The market for bonds designed to cover natural catastrophes has taken a hit since the disasters in Japan last month, but it could profit in the end from such dramatic events, specialists say.
“Cat bonds” are a way for reinsurance companies to transfer part of the risks they cover to financial markets.
While providing a layer of protection for issuers, they are also a lucrative investment opportunity, with an average rate of return last year of 11 percent.
Investors accept the risk of losing some or all of their money in the rare event that the specific catastrophe defined in the bond’s issuance occurs before it matures, which is typically after a relatively short period.
“Very often it’s about covering a 100-year event. So it’s pretty safe for investors,” said Steve Evans, director of the Internet group Artemis.bm, which specializes in risk transfers.
The earthquake and tsunami that struck Japan on March 11 closely resemble the kind of events that cat bonds are meant to cover.
Dirk Schmelzer of the Swiss investment group Plenum Investments said: “It remains to be seen if cat bonds were hit [by the disasters]. It is not improbable.”
Schmelzer estimated that a total of 11 cat bonds worth US$1.7 billion were potentially exposed to losses from the events in Japan.
The market is of course very worried about that possibility and bond values have fallen sharply since March 11.
“It is a short-term reaction given the current uncertainty,” Schmelzer said.
He was upbeat, however, about the longer-term viability of a niche global market with an estimated value of US$13 billion.
One reason is because from an investor’s point of view, potential losses in Japan from cat bonds are small compared with the overall losses, which risk assessment company AIR Worldwide has put at between US$20 billion and US$30 billion.
Another is that future regulations on insurance shareholder funds, known in the EU as Solvability 2, could incite insurers to transfer more of their risks to financial markets.
Finally, higher insurance premiums likely to be charged following a string of disasters this year in Australia, Japan and New Zealand could boost the rate of return on cat bonds issued by insurers, Schmelzer said.
The huge costs of natural catastrophes, which caused US$218 billion in damage last year, more than three times the 2009 level according to the reinsurance group Swiss Re, has also sparked interest among some governments.

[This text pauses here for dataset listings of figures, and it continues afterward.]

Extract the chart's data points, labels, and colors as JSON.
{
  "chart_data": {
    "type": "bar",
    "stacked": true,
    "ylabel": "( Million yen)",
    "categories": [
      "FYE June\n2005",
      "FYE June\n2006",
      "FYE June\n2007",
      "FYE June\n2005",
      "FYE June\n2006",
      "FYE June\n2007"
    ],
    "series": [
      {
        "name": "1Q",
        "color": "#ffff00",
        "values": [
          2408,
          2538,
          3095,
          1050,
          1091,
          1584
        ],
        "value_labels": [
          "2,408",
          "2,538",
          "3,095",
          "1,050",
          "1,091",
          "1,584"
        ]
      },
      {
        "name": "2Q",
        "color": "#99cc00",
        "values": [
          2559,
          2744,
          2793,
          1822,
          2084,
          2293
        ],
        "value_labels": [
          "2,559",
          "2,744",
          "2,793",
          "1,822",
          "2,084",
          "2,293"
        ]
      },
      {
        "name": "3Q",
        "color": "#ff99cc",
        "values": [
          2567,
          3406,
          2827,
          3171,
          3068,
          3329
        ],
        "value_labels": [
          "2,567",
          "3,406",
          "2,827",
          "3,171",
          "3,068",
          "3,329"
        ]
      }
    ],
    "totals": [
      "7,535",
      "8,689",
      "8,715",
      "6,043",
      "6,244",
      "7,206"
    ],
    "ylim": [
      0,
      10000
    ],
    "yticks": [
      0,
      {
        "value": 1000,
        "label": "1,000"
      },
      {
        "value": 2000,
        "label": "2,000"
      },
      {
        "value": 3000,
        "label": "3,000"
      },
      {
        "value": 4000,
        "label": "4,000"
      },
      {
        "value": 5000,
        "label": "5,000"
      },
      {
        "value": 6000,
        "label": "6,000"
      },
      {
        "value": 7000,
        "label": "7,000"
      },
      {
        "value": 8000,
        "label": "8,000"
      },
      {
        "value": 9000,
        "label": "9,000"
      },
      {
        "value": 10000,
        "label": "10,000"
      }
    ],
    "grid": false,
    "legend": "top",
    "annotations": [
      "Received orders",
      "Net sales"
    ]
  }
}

Israel, South Korea and Taiwan are among those looking at the possibility of bond issues, Evans said.
Such bonds nonetheless remain a kind of luxury financial product for insurance groups, given the high rates of interest they have to offer and strict clauses that make benefiting from the no-payment aspect very rare.
Of the more than 300 cat bonds issued worldwide, issuers have only been able to defer payment on two since 2005, according to information provided by Moody’s investors services.